The foyer stood empty and silent. On the far wall was a tapestry depicting vaqueros herding horses along the Drop; against it leaned a guitar with a broken string. Sheemie's feet sent back echoes no matter how lightly he walked. He shivered. This was a house of murder now, a bad place. There were likely ghosts.
Still, Susan was here. Somewhere.
He passed through the double doors on the far side of the foyer and entered the reception hall. Beneath its high ceiling, his footfalls echoed more loudly than ever. Long-dead mayors looked down at him from the walls; most had spooky eyes that seemed to follow him as he walked, marking him as an intruder.

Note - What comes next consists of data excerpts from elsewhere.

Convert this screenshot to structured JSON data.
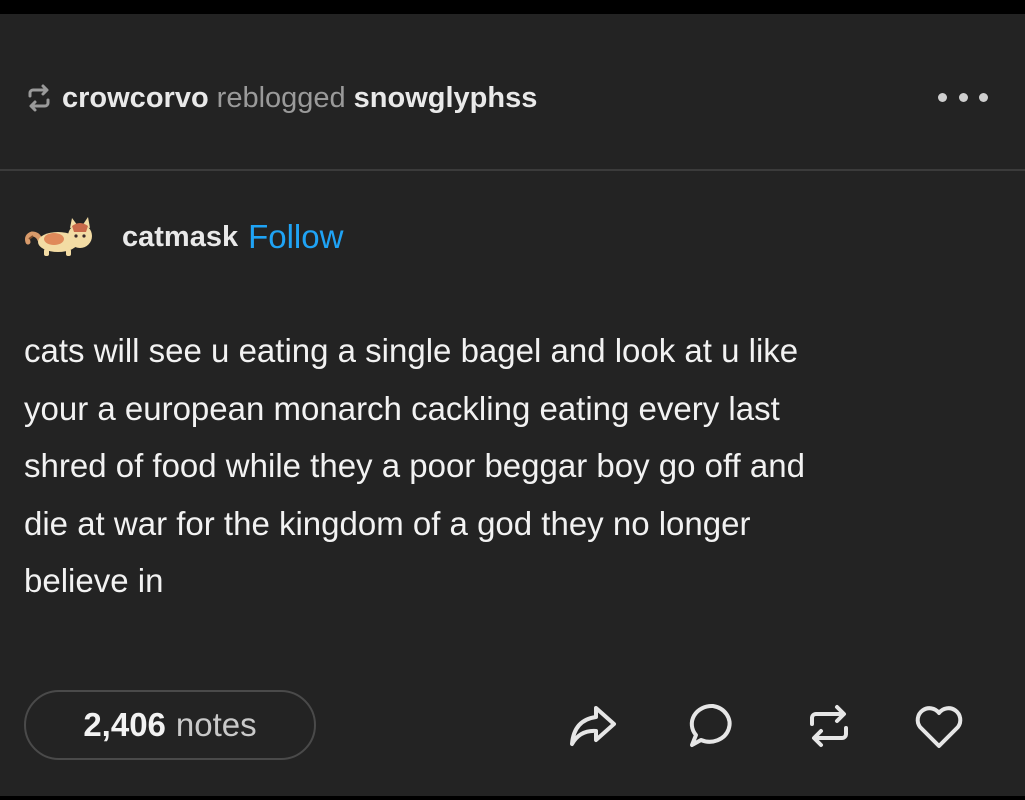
{
  "reblog": {
    "reblogger": "crowcorvo",
    "verb": "reblogged",
    "source": "snowglyphss"
  },
  "author": {
    "name": "catmask",
    "follow_label": "Follow"
  },
  "post": {
    "lines": [
      "cats will see u eating a single bagel and look at u like",
      "your a european monarch cackling eating every last",
      "shred of food while they a poor beggar boy go off and",
      "die at war for the kingdom of a god they no longer",
      "believe in"
    ]
  },
  "footer": {
    "notes_count": "2,406",
    "notes_label": "notes"
  },
  "icons": {
    "reblog": "reblog-icon",
    "more": "more-icon",
    "share": "share-icon",
    "reply": "reply-icon",
    "reblog_action": "reblog-icon",
    "like": "heart-icon"
  },
  "colors": {
    "background": "#232323",
    "follow": "#1fa3f5",
    "text": "#f2f2f2",
    "muted": "#9a9a9a"
  }
}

He knew their eyes were only paint, but still . . .
One in particular troubled him: a fat man with clouds of red hair, a bulldog mouth, and a mean glare in his eye, as if he wanted to ask what some halfwit inn-boy was doing in the Great Hall at Mayor's House.

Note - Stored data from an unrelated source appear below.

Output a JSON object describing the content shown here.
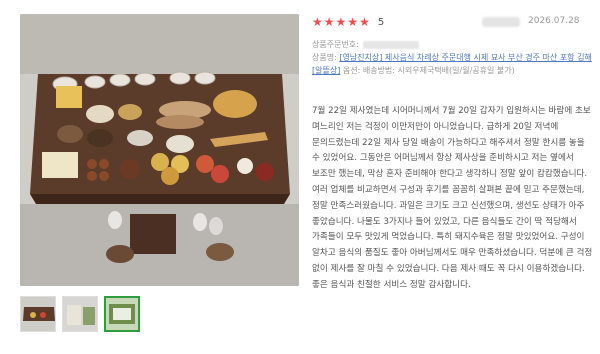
{
  "review": {
    "rating_stars": 5,
    "star_glyph": "★",
    "score": "5",
    "date": "2026.07.28",
    "order_number_label": "상품주문번호:",
    "product_label": "상품명:",
    "product_link": "[영남진치상] 제사음식 차례상 주문대행 시제 묘사 부산 경주 마산 포항 김해 [알뜰상]",
    "option_text": "옵션: 배송방법: 시외우제국택배(일/월/공휴일 불가)",
    "body": "7월 22일 제사였는데 시어머니께서 7월 20일 갑자기 입원하시는 바람에 초보 며느리인 저는 걱정이 이만저만이 아니었습니다. 급하게 20일 저녁에 문의드렸는데 22일 제사 당일 배송이 가능하다고 해주셔서 정말 한시름 놓을 수 있었어요. 그동안은 어머님께서 항상 제사상을 준비하시고 저는 옆에서 보조만 했는데, 막상 혼자 준비해야 한다고 생각하니 정말 앞이 캄캄했습니다. 여러 업체를 비교하면서 구성과 후기를 꼼꼼히 살펴본 끝에 믿고 주문했는데, 정말 만족스러웠습니다. 과일은 크기도 크고 신선했으며, 생선도 상태가 아주 좋았습니다. 나물도 3가지나 들어 있었고, 다른 음식들도 간이 딱 적당해서 가족들이 모두 맛있게 먹었습니다. 특히 돼지수육은 정말 맛있었어요. 구성이 알차고 음식의 품질도 좋아 아버님께서도 매우 만족하셨습니다. 덕분에 큰 걱정 없이 제사를 잘 마칠 수 있었습니다. 다음 제사 때도 꼭 다시 이용하겠습니다. 좋은 음식과 친절한 서비스 정말 감사합니다."
  },
  "colors": {
    "star": "#f04e4e",
    "link": "#4a78c8",
    "thumb_active_border": "#2e9d3d"
  },
  "photos": {
    "main": "review-photo-ancestral-table",
    "thumbnails": [
      "thumb-1",
      "thumb-2",
      "thumb-3"
    ],
    "active_thumbnail": 3
  }
}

"Quit looking at me that way, you big old sonuvabitch," Sheemie whispered, and felt a little better. For the moment, at least.
Next came the dining hall, also empty, with the long trestle tables pushed back against the wall. There was the remains of a meal on one - a single plate of cold chicken and sliced bread, half a mug of ale. Looking at those few bits of food on a table that had served dozens at various fairs and festivals - that should have served dozens this very day - brought the enormity of what had happened home to Sheemie. And the sadness of it, too. Things had changed in Hambry, and would likely never be the same again.
These long thoughts did not keep him from gobbling the leftover chicken and bread, or from chasing it with what remained in the alepot. It had been a long, foodless day.